Nephrodite relocated its headquarters to Atlanta earlier this year where it entered into Georgia Tech’s Advanced Technology Development Center.

“We relocated to Atlanta in order to leverage the abundance of talent and resources not just in Atlanta, Georgia but in the Southeast,” Dr. Shah said. “But we were not aware at the time of just how robust the life science ecosystem is including the ATDC, Georgia Bio, SEMDA – now Southeast Life Sciences – and supporting entities like the Global Center for Medical Innovation on top of all the scientists, clinicians, regulatory experts and others. 

“We have been working to both make our presence known and avail ourselves of the local and regional assets and resources, which are plentiful.”

Nephrodite has recently accepted an invitation to be part of the Center for Medtech Excellence, which “will provide a reimagined, comprehensive approach for concept to commercialization and sustainable innovation, which is crucial for cultivating more agile healthcare organizations. Georgia Tech will develop the Center for MedTech Excellence – a three-year collaboration with the Advanced Technology Development Center (ATDC), the Georgia Manufacturing Extension Partnership (GaMEP), and the Global Center for Medical Innovation (GCMI).”

What’s next

In addition to its recent FDA application for a breakthrough technology designation, the company intends to raise Series A funding starting in Q2 2023 to complete development of a clinically appropriate, human-ready device in order to then initiate requisite preclinical testing in chronic models sometime in 2024. (Prospective, interested investors should contact Nikhil Shah, nshah@nephrodite.com).
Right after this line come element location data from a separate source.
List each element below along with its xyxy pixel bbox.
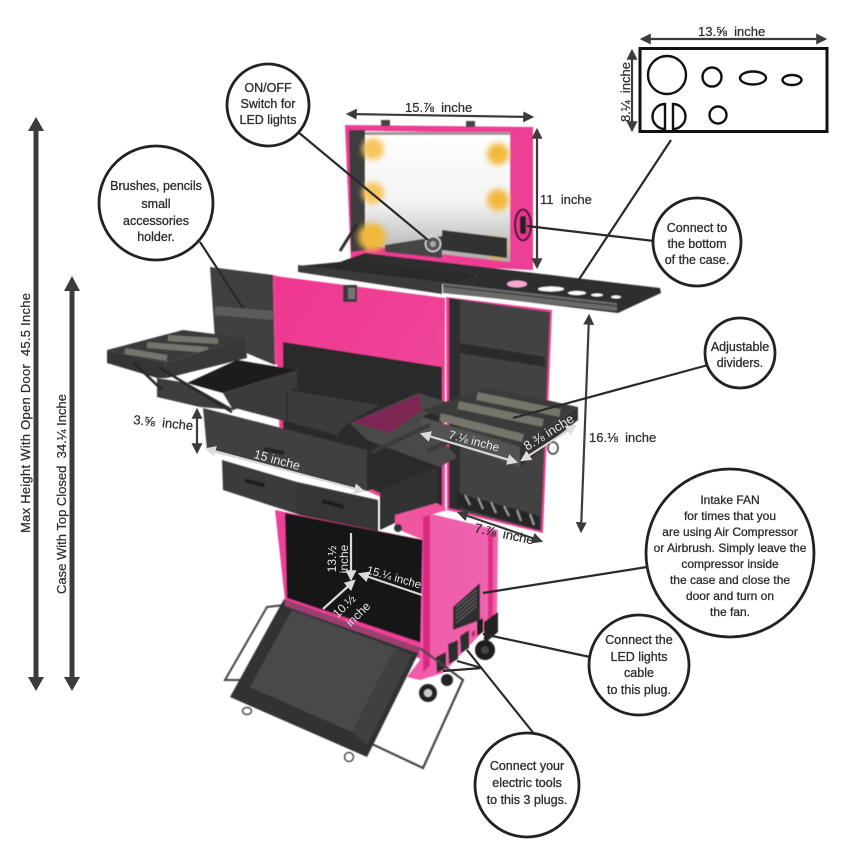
cable connector (515, 210, 531, 240)
dimension: 15.1/4 inch width: 15.¼ inche (365, 565, 423, 592)
callout: on/off switch (227, 64, 309, 146)
callout: connect to bottom (653, 198, 741, 286)
callout: on/off switch: ON/OFF (244, 81, 292, 95)
case height arrow: top closed: Case With Top Closed 34.¼ Inche (54, 394, 69, 594)
power switch (426, 236, 440, 252)
product: makeup case photo (107, 120, 661, 768)
callout: led cable plug: to this plug. (607, 683, 671, 697)
callout: intake fan: the fan. (710, 605, 750, 619)
slide-out shelf (298, 253, 661, 313)
dimension: 15.7/8 inch lid width (348, 100, 532, 117)
mirror lights (358, 138, 509, 258)
two lower drawers (222, 430, 437, 540)
callout: connect to bottom: Connect to (667, 221, 727, 235)
left door (210, 267, 280, 366)
callout: connect to bottom: of the case. (665, 253, 729, 267)
dimension: 13.1/2 inch height: 13.½ (325, 546, 339, 572)
callout: adjustable dividers: Adjustable (711, 340, 769, 354)
dimension: 11 inch lid height: 11 inche (540, 192, 592, 207)
callout: on/off switch: Switch for (241, 97, 295, 111)
dimension: 16.1/8 inch (581, 316, 656, 531)
full height arrow: max height with open door: Max Height With Open Door 45.5 Inche (18, 293, 33, 533)
full height arrow: max height with open door (18, 117, 44, 691)
callout: brushes holder: holder. (137, 230, 175, 244)
callout: intake fan: are using Air Compressor (662, 525, 798, 539)
callout: adjustable dividers: dividers. (717, 356, 763, 370)
cutout diagram (640, 48, 827, 132)
dimension: 13.1/2 inch height (325, 533, 351, 579)
callout: electric tools: electric tools (492, 776, 562, 790)
vent (453, 583, 480, 630)
drop-down door tray (225, 599, 463, 768)
callout: intake fan: for times that you (684, 509, 776, 523)
dimension: 8.3/8 inch tray: 8.⅜ inche (521, 411, 576, 453)
callout: electric tools (475, 733, 579, 837)
callout: intake fan: compressor inside (681, 557, 779, 571)
callout: brushes holder: Brushes, pencils (110, 179, 202, 193)
open center drawer (203, 390, 380, 491)
callout: led cable plug (589, 615, 689, 715)
callout: intake fan: or Airbrush. Simply leave the (654, 541, 807, 555)
cutout diagram dimension height: 8.¼ inche (618, 62, 633, 122)
callout: on/off switch: LED lights (240, 113, 296, 127)
brushes leader line (200, 242, 243, 308)
dimension: 10.1/2 inch depth (323, 581, 373, 629)
callout: brushes holder: accessories (123, 214, 189, 228)
dimension: 10.1/2 inch depth: 10.½ (330, 592, 359, 621)
hook (548, 442, 558, 454)
dimension: 7.1/8 inch tray (422, 428, 516, 462)
dimension: 7.7/8 inch: 7.⅞ inche (473, 520, 535, 547)
power socket (477, 618, 483, 636)
leader lines (298, 132, 708, 735)
callout: brushes holder: small (141, 197, 171, 211)
dimension: 15 inch drawer (207, 447, 363, 491)
mirror lid (340, 120, 533, 270)
front pink body (275, 276, 445, 517)
callout: brushes holder (99, 146, 213, 260)
dimension: 10.1/2 inch depth: inche (343, 599, 373, 629)
dimension: 3.5/8 inch (133, 410, 197, 452)
callout: intake fan: door and turn on (686, 589, 774, 603)
right stacked trays (350, 387, 578, 467)
case height arrow: top closed (54, 276, 80, 691)
left stacked trays (107, 330, 297, 412)
dimension: 15.7/8 inch lid width: 15.⅞ inche (405, 100, 472, 115)
dimension: 16.1/8 inch: 16.⅛ inche (589, 430, 656, 445)
wheels (419, 612, 498, 702)
plugs (436, 630, 469, 673)
callout: led cable plug: LED lights (611, 650, 667, 664)
cutout diagram dimension width: 13.⅝ inche (698, 24, 765, 39)
callout: led cable plug: cable (624, 666, 654, 680)
dimension: 15 inch drawer: 15 inche (252, 447, 302, 473)
dimension: 11 inch lid height (537, 130, 592, 267)
hinge arm (340, 224, 357, 251)
right door (446, 297, 558, 533)
callout: adjustable dividers (705, 318, 775, 388)
callout: electric tools: Connect your (490, 759, 564, 773)
callout: intake fan (646, 469, 814, 637)
callout: intake fan: the case and close the (670, 573, 790, 587)
dimension: 7.1/8 inch tray: 7.⅛ inche (447, 428, 501, 455)
underside bolt (395, 503, 447, 540)
lower pink cabinet (275, 503, 498, 702)
callout: electric tools: to this 3 plugs. (487, 793, 567, 807)
callout: led cable plug: Connect the (605, 633, 673, 647)
dimension: 3.5/8 inch: 3.⅝ inche (133, 412, 194, 433)
top rail (298, 265, 442, 294)
dimension: 7.7/8 inch (459, 513, 541, 547)
callout: intake fan: Intake FAN (700, 493, 760, 507)
dimension: 13.1/2 inch height: inche (337, 544, 351, 573)
callout: connect to bottom: the bottom (667, 237, 727, 251)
“In the very near-term, we intend to raise awareness for our cause and its associated burden, in addition to forming a community advisory board for those on dialysis or those passionate about kidney disease to improve treatment options, outcomes and lives for patients worldwide,” Dr. Shah said. “We will be seeking volunteer based input on the device’s design and functional attributes with particular attention devoted to patient-centric needs for day-to-day living with our device.

“We welcome interested parties, be they patients, care givers, family members, clinicians or members of the scientific and research communities to contact Niraj Khurana, our Director of Operation (niraj@nephrodite.com) to learn more about participating in the community advisory board.
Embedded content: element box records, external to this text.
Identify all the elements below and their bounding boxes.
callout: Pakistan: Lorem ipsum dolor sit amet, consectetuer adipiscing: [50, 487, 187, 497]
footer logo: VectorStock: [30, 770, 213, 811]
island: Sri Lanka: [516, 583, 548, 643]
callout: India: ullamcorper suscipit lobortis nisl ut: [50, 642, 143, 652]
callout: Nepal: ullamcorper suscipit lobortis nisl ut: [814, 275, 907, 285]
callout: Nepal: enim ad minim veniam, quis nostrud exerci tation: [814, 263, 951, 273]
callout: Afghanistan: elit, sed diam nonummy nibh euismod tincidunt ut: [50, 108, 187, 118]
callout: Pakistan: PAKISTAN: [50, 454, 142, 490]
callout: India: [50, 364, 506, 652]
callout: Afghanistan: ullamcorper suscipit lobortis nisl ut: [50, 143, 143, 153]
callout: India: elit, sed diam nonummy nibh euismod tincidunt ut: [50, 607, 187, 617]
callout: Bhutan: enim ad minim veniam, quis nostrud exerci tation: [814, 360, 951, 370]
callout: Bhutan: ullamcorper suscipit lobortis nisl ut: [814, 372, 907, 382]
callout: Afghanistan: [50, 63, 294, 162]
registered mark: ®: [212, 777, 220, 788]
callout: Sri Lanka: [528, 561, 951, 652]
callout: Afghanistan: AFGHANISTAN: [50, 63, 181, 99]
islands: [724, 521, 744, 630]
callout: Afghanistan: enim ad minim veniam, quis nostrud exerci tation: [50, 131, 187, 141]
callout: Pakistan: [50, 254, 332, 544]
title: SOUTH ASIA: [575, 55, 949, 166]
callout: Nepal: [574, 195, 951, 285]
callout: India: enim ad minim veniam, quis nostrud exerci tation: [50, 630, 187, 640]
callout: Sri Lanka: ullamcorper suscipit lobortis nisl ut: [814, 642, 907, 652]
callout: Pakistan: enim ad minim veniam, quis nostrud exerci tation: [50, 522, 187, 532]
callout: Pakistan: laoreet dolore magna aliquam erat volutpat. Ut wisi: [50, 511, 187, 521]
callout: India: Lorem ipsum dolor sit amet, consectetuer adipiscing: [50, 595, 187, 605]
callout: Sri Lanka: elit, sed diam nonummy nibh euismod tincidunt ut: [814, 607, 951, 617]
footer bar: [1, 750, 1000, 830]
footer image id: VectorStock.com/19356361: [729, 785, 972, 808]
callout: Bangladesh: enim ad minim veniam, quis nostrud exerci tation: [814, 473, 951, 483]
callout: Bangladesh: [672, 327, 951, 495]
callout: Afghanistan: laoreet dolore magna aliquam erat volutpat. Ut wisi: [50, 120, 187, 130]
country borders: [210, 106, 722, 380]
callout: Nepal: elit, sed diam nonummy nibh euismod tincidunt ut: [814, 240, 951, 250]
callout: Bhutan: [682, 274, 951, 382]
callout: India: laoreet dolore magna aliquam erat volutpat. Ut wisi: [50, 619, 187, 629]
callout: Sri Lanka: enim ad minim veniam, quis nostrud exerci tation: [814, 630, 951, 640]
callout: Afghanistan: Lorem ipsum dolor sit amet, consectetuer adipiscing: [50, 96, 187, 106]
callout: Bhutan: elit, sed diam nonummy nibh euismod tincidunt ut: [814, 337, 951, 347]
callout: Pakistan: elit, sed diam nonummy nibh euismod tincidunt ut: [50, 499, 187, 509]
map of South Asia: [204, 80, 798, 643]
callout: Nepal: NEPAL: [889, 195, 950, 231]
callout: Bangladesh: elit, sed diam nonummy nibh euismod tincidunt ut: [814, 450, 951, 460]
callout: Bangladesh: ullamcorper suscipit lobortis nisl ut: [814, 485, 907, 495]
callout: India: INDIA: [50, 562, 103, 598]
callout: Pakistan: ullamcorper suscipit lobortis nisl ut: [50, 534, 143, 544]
Lessons to Learn: Engage regulators early, often and never underestimate the importance of team acumen, timing

When asked what advice he would give to other medtech innovators, Dr. Shah shared the following:

“Try to include and understand what it’s going to take [to meet] regulatory requirements, milestones and inflection points as early as possible.

“Engage the formal regulatory body early and often. They will only help you. They are much more accessible, much more understanding and supportive of innovation and innovators with more available resources to help you verify actions or assumptions than people know. 

“Telling your story in a few minutes is an art that needs development and practice. It is important to understand your audience and your value proposition for them, but do not exclude your overarching value to the larger community, to everyone ‘in the room.’

“Assemble your team, internally or otherwise, carefully. Investors do indeed look closely at team members, their acumen, accomplishments and fit for function and timing.”

Southeast Life Sciences thanks Dr. Shah for sharing his insights with us.